ある日、私が柴を刈って庵に戻って参りますと、入道様は常になく晴れ晴れとしたお顔で『良い夢を見たのだよ』とお話しくださいました。
『私はひどく貧しい年寄りであった。須磨の関守になっていたのだよ。右手に摂津の国を見、左手には播磨の国、目の前には美しい海をみはるかして、のんびりと日々を送っていた。ところがある日、高貴なお方が都から落ちて来られた。阿保親王の子の在原行平中納言様であられるという。どのような罪に問われたのか、あるいはまた、遠い国の受領になられたのか、それは分からないが、ひどくうち沈まれたお顔をなさっておられる。私は心配になって、
「お役に立てましたら何事でもお申し付け下さい」と申しあげた。これを聞くと行平様は、
  旅人は袂涼しくなりにけり
関吹きこゆる須磨の浦風 
とお詠みになられたので「もしやどこかの国へおいでになられるのでしたら、お供させて下さい」と申しあげると、
「私が行くのは天の川の彼方なのだ。私を待ってる方がおいでになるので、私は鳥になって空を飛んで行かねばならない」とこう言われるので、
「私も鳥になってお供させていただきとうございます」とお頼みしたのです。
あたりを見ると満天に星が輝いている。幾筋も流れ星が流れている・・・気がつくと、私はいつの間にか鳥になって飛んでいた。千鳥の群に混じって、夜空をどこまでも飛んでいた。眼下には夜の海が果てしなく波打っている。頭上には星くずが天の川となって流れている。これが極楽への道なのだろうか。そう思いながらどこまでも飛んでいったのだよ』

 入道様はこの話をしてから後、間もなくお亡くなられました。私は入道様のご遺骸を葬り、三年の間日お弔い申し上げ、須磨に庵を営んで、このように余生を送っているのです」 

 老人は語り終えると、竈の側に横になったが、あまりにも不思議な話を聞いたので、兼昌は自分が夢を見ているのかそうでないのか少しも分からなくなってしまった。

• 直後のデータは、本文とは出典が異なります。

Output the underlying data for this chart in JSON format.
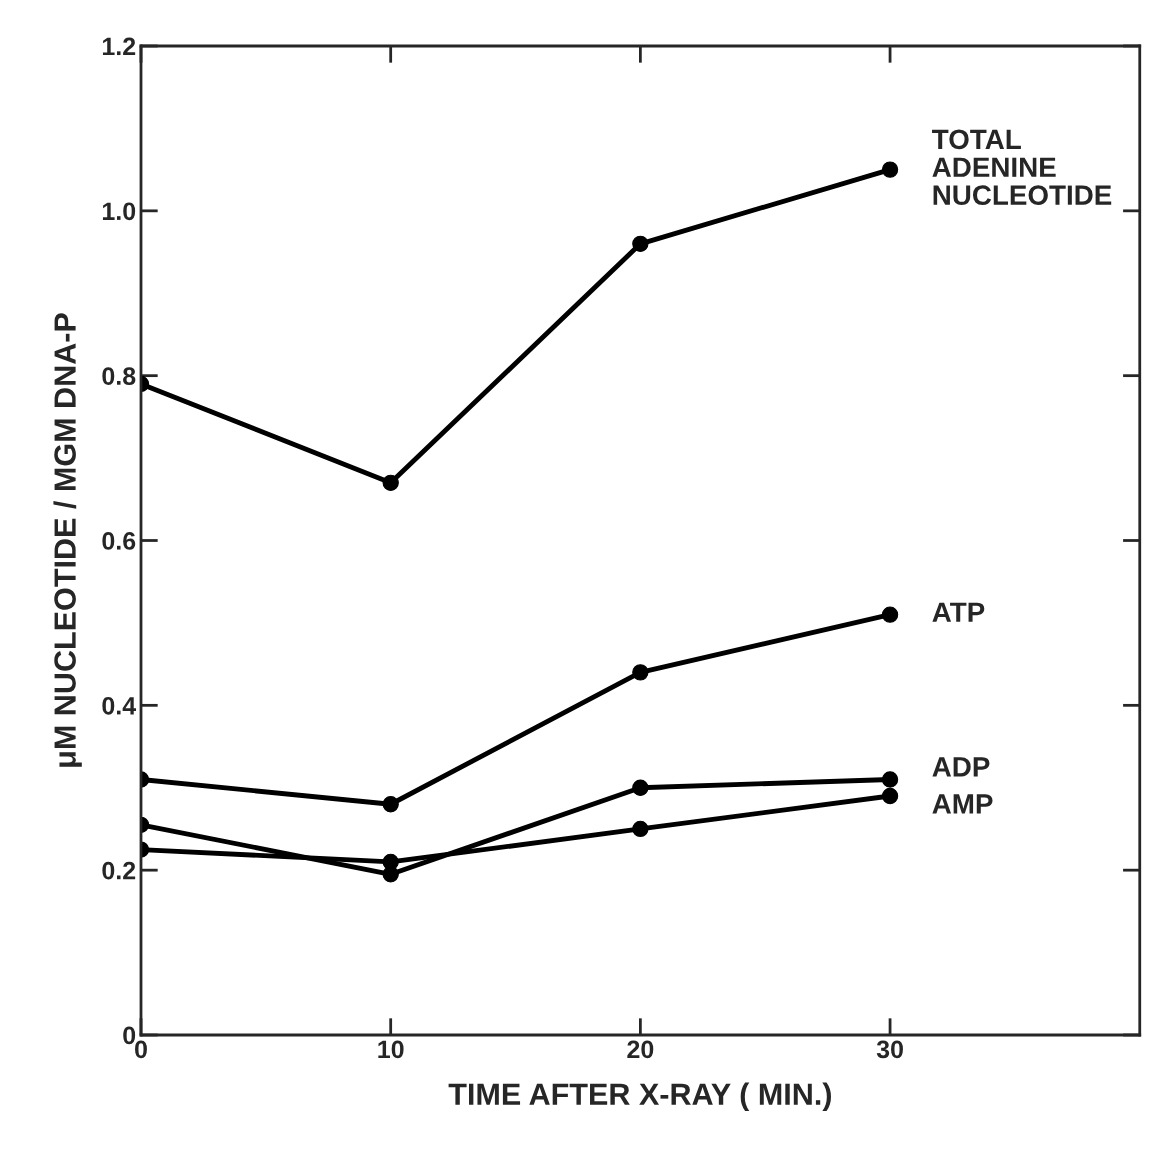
{
  "chart_data": {
    "type": "line",
    "xlabel": "TIME AFTER X-RAY ( MIN.)",
    "ylabel": "μM NUCLEOTIDE / MGM DNA-P",
    "x": [
      0,
      10,
      20,
      30
    ],
    "series": [
      {
        "name": "TOTAL\nADENINE\nNUCLEOTIDE",
        "color": "#000000",
        "values": [
          0.79,
          0.67,
          0.96,
          1.05
        ]
      },
      {
        "name": "ATP",
        "color": "#000000",
        "values": [
          0.31,
          0.28,
          0.44,
          0.51
        ]
      },
      {
        "name": "ADP",
        "color": "#000000",
        "values": [
          0.255,
          0.195,
          0.3,
          0.31
        ]
      },
      {
        "name": "AMP",
        "color": "#000000",
        "values": [
          0.225,
          0.21,
          0.25,
          0.29
        ]
      }
    ],
    "xlim": [
      0,
      40
    ],
    "xticks": [
      0,
      10,
      20,
      30
    ],
    "ylim": [
      0,
      1.2
    ],
    "yticks": [
      0,
      0.2,
      0.4,
      0.6,
      0.8,
      {
        "value": 1.0,
        "label": "1.0"
      },
      1.2
    ],
    "marker": "circle",
    "line_style": "solid",
    "grid": false,
    "legend": false
  }
}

 暗闇で目を開けていると、はるかな夜空を千鳥が飛ぶ声が聞こえる。
  友千鳥もろ声に鳴く暁は
ひとり寝覚めの床もたのもし
 光源氏がよんだ和歌を千鳥たちが飛びながら詠っている。外に出てみると天の川の星明かりの空を千鳥が鳴き交わしながら飛んでゆく。ああ、あの千鳥は人の魂が鳥になって飛んで行くのだろうか。天の川の星くずとなって、夜空に輝くのだろうか。
 見とれていると兼昌の耳に、美しい歌声が響いてきた。誰かが歌っている・・・光源氏だろうか、それとも千鳥の精だろうか、遠い夢の彼方から、夜空の向こうから、かすかな声で・・・。